The stock to use ratio indicates the level of carryover stock for any given commodity as a percentage of the total use of the commodity. The stocks-to-use ratio is technically an indicator of supply relative to demand in quantity terms. So when the stock to use ratio goes down, prices go up. Let's illustrate this with some graphs.
Corn prices can be found in the chart below:
When analyzing both charts, we see that when the STU ratio went down in 2010-2011, we saw a price spike in corn a few years later (2011-2012). Then the STU ratio went up in 2013-2014 and consequently we saw a drop in corn prices in 2014-2015. As the STU ratio is topping off again in 2016, I expect to see a rise in corn prices very soon. The rise in corn prices is also supported by the rough weather in Brazil.
Let's look at wheat. The wheat STU ratio has ween going up since 2006, so it's clear we have an oversupply in wheat.

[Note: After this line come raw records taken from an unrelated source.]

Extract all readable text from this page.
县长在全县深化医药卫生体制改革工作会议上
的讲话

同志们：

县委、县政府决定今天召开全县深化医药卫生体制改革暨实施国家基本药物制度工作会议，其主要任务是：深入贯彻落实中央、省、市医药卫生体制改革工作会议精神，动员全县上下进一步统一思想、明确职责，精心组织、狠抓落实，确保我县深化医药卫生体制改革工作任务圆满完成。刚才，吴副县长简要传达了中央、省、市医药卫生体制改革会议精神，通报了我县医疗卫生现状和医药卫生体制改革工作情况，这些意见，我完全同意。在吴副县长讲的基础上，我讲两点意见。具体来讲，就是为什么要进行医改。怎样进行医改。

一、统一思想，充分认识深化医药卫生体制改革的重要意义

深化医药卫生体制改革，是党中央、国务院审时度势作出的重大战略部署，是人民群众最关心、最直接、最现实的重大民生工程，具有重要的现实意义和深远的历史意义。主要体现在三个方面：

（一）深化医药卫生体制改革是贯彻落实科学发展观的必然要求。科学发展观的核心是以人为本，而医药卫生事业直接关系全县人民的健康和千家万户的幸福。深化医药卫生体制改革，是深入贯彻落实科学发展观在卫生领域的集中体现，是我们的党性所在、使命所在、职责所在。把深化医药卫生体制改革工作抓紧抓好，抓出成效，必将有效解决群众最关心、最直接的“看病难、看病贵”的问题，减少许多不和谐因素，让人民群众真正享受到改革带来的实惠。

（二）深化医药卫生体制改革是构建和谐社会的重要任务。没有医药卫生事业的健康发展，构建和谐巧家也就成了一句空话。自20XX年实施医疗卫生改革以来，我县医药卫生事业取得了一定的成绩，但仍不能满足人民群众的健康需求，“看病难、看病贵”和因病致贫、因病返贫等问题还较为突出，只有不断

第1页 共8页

Wheat prices have also been dropping since 2006, with a small upside correction in 2010-2012 when STU ratios went down. Looking at the trend in STU ratio, I don't see a bullish pattern in wheat at this moment.

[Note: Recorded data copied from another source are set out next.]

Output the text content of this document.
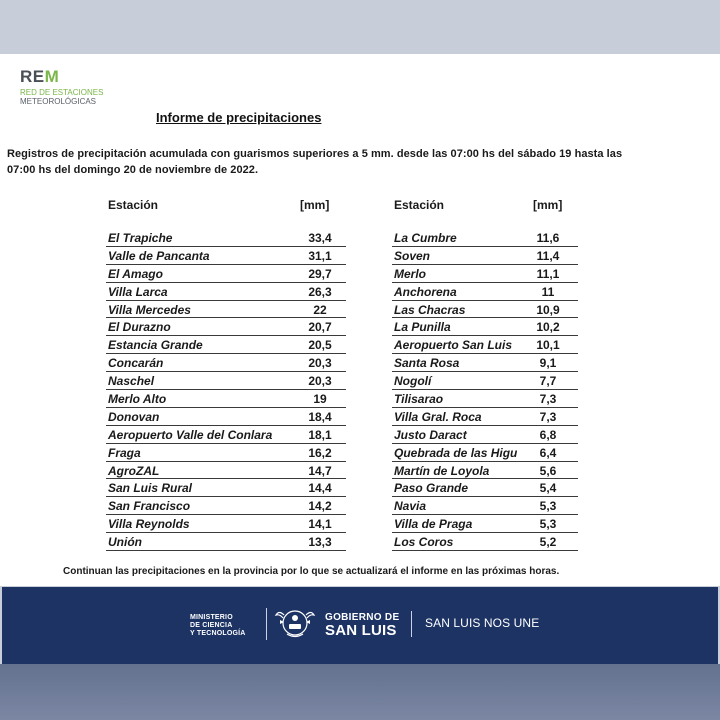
REM
RED DE ESTACIONES
METEOROLÓGICAS
Informe de precipitaciones
Registros de precipitación acumulada con guarismos superiores a 5 mm. desde las 07:00 hs del sábado 19 hasta las 07:00 hs del domingo 20 de noviembre de 2022.
Estación	[mm]
El Trapiche	33,4
Valle de Pancanta	31,1
El Amago	29,7
Villa Larca	26,3
Villa Mercedes	22
El Durazno	20,7
Estancia Grande	20,5
Concarán	20,3
Naschel	20,3
Merlo Alto	19
Donovan	18,4
Aeropuerto Valle del Conlara	18,1
Fraga	16,2
AgroZAL	14,7
San Luis Rural	14,4
San Francisco	14,2
Villa Reynolds	14,1
Unión	13,3
Estación	[mm]
La Cumbre	11,6
Soven	11,4
Merlo	11,1
Anchorena	11
Las Chacras	10,9
La Punilla	10,2
Aeropuerto San Luis	10,1
Santa Rosa	9,1
Nogolí	7,7
Tilisarao	7,3
Villa Gral. Roca	7,3
Justo Daract	6,8
Quebrada de las Higu	6,4
Martín de Loyola	5,6
Paso Grande	5,4
Navia	5,3
Villa de Praga	5,3
Los Coros	5,2
Continuan las precipitaciones en la provincia por lo que se actualizará el informe en las próximas horas.
MINISTERIO
DE CIENCIA
Y TECNOLOGÍA
GOBIERNO DE
SAN LUIS SAN LUIS NOS UNE
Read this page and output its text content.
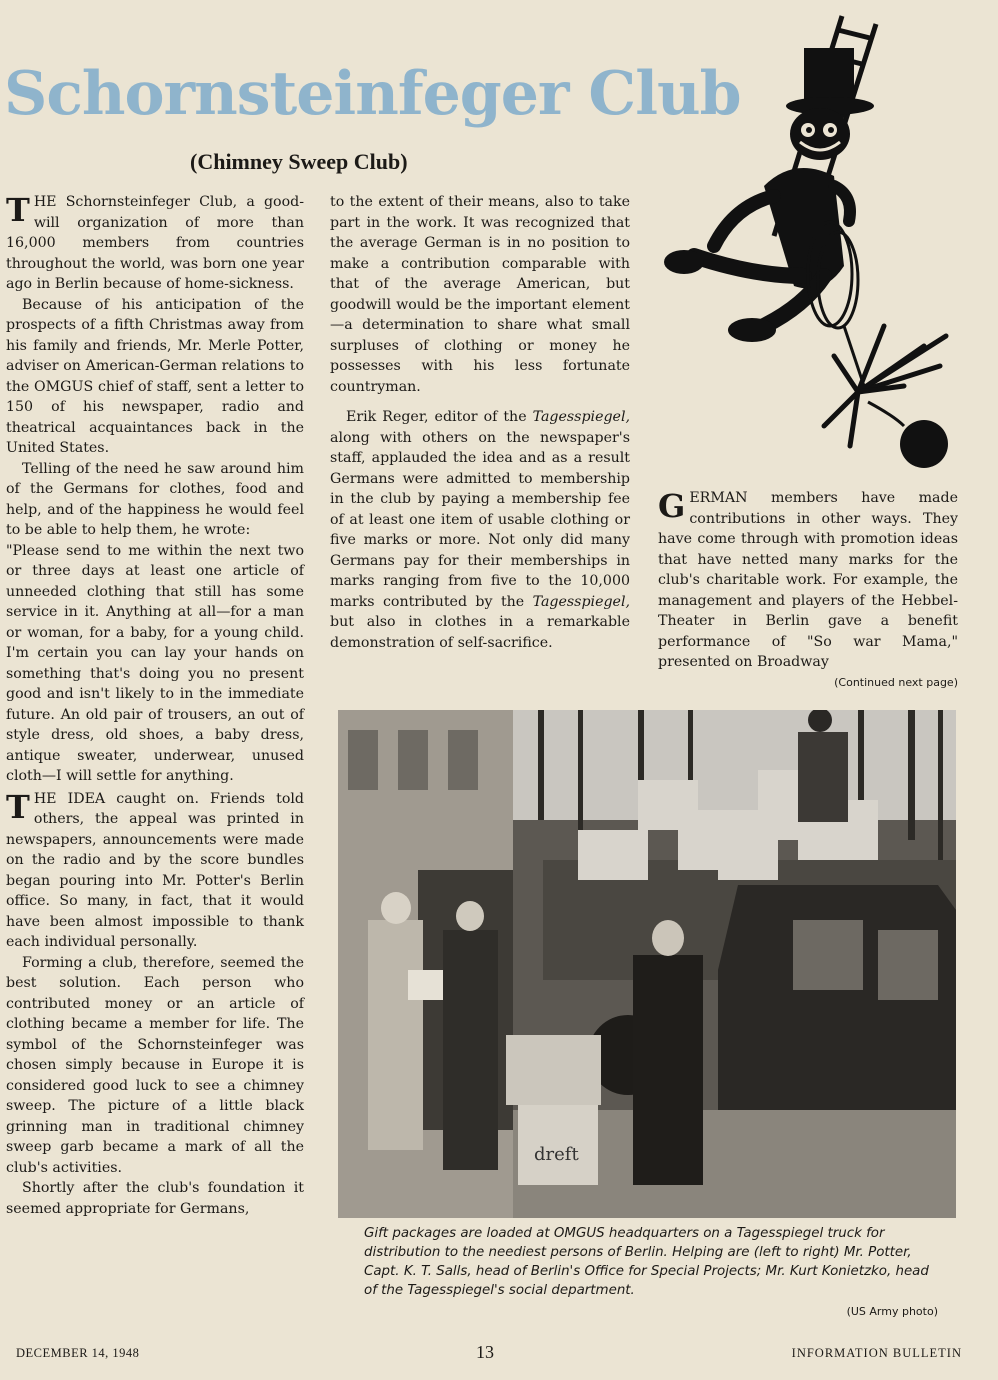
Schornsteinfeger Club
(Chimney Sweep Club)

THE Schornsteinfeger Club, a good-will organization of more than 16,000 members from countries throughout the world, was born one year ago in Berlin because of home-sickness.

Because of his anticipation of the prospects of a fifth Christmas away from his family and friends, Mr. Merle Potter, adviser on American-German relations to the OMGUS chief of staff, sent a letter to 150 of his newspaper, radio and theatrical acquaintances back in the United States.

Telling of the need he saw around him of the Germans for clothes, food and help, and of the happiness he would feel to be able to help them, he wrote:

"Please send to me within the next two or three days at least one article of unneeded clothing that still has some service in it. Anything at all—for a man or woman, for a baby, for a young child. I'm certain you can lay your hands on something that's doing you no present good and isn't likely to in the immediate future. An old pair of trousers, an out of style dress, old shoes, a baby dress, antique sweater, underwear, unused cloth—I will settle for anything.

THE IDEA caught on. Friends told others, the appeal was printed in newspapers, announcements were made on the radio and by the score bundles began pouring into Mr. Potter's Berlin office. So many, in fact, that it would have been almost impossible to thank each individual personally.

Forming a club, therefore, seemed the best solution. Each person who contributed money or an article of clothing became a member for life. The symbol of the Schornsteinfeger was chosen simply because in Europe it is considered good luck to see a chimney sweep. The picture of a little black grinning man in traditional chimney sweep garb became a mark of all the club's activities.

Shortly after the club's foundation it seemed appropriate for Germans,

to the extent of their means, also to take part in the work. It was recognized that the average German is in no position to make a contribution comparable with that of the average American, but goodwill would be the important element—a determination to share what small surpluses of clothing or money he possesses with his less fortunate countryman.

Erik Reger, editor of the Tagesspiegel, along with others on the newspaper's staff, applauded the idea and as a result Germans were admitted to membership in the club by paying a membership fee of at least one item of usable clothing or five marks or more. Not only did many Germans pay for their memberships in marks ranging from five to the 10,000 marks contributed by the Tagesspiegel, but also in clothes in a remarkable demonstration of self-sacrifice.

GERMAN members have made contributions in other ways. They have come through with promotion ideas that have netted many marks for the club's charitable work. For example, the management and players of the Hebbel-Theater in Berlin gave a benefit performance of "So war Mama," presented on Broadway

(Continued next page)
dreft
Gift packages are loaded at OMGUS headquarters on a Tagesspiegel truck for distribution to the neediest persons of Berlin. Helping are (left to right) Mr. Potter, Capt. K. T. Salls, head of Berlin's Office for Special Projects; Mr. Kurt Konietzko, head of the Tagesspiegel's social department.
(US Army photo)
DECEMBER 14, 1948	13	INFORMATION BULLETIN
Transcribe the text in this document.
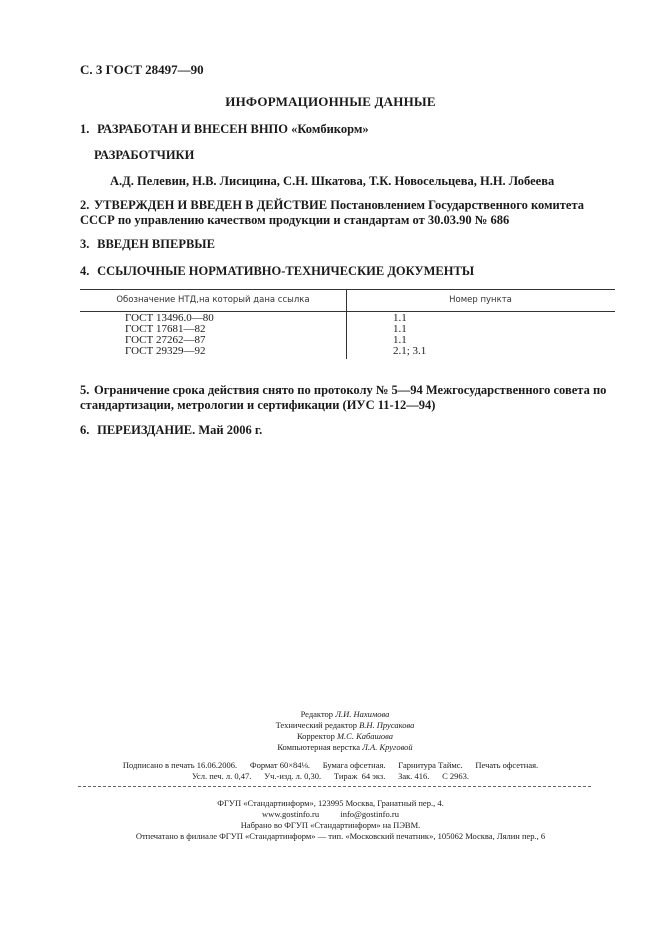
С. 3 ГОСТ 28497—90
ИНФОРМАЦИОННЫЕ ДАННЫЕ
1. РАЗРАБОТАН И ВНЕСЕН ВНПО «Комбикорм»
РАЗРАБОТЧИКИ
А.Д. Пелевин, Н.В. Лисицина, С.Н. Шкатова, Т.К. Новосельцева, Н.Н. Лобеева
2. УТВЕРЖДЕН И ВВЕДЕН В ДЕЙСТВИЕ Постановлением Государственного комитета СССР по управлению качеством продукции и стандартам от 30.03.90 № 686
3. ВВЕДЕН ВПЕРВЫЕ
4. ССЫЛОЧНЫЕ НОРМАТИВНО-ТЕХНИЧЕСКИЕ ДОКУМЕНТЫ
Обозначение НТД,на который дана ссылка	Номер пункта
ГОСТ 13496.0—80	1.1
ГОСТ 17681—82	1.1
ГОСТ 27262—87	1.1
ГОСТ 29329—92	2.1; 3.1
5. Ограничение срока действия снято по протоколу № 5—94 Межгосударственного совета по стандартизации, метрологии и сертификации (ИУС 11-12—94)
6. ПЕРЕИЗДАНИЕ. Май 2006 г.
Редактор Л.И. Нахимова
Технический редактор В.Н. Прусакова
Корректор М.С. Кабашова
Компьютерная верстка Л.А. Круговой
Подписано в печать 16.06.2006.      Формат 60×84⅛.      Бумага офсетная.      Гарнитура Таймс.      Печать офсетная.
Усл. печ. л. 0,47.      Уч.-изд. л. 0,30.      Тираж  64 экз.      Зак. 416.      С 2963.
ФГУП «Стандартинформ», 123995 Москва, Гранатный пер., 4.
www.gostinfo.ru          info@gostinfo.ru
Набрано во ФГУП «Стандартинформ» на ПЭВМ.
Отпечатано в филиале ФГУП «Стандартинформ» — тип. «Московский печатник», 105062 Москва, Лялин пер., 6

As for soybeans, we have the following chart. The STU ratio crashed in 2007 and this lead to a doubling of the soybean price in that year. Today in 2016, we see a similar trend where both world and U.S. STU ratios crash down, so I expect that soybean prices will do well going forward. Reports of Brazil having too dry weather and Argentina having too wet weather have supported soybean prices.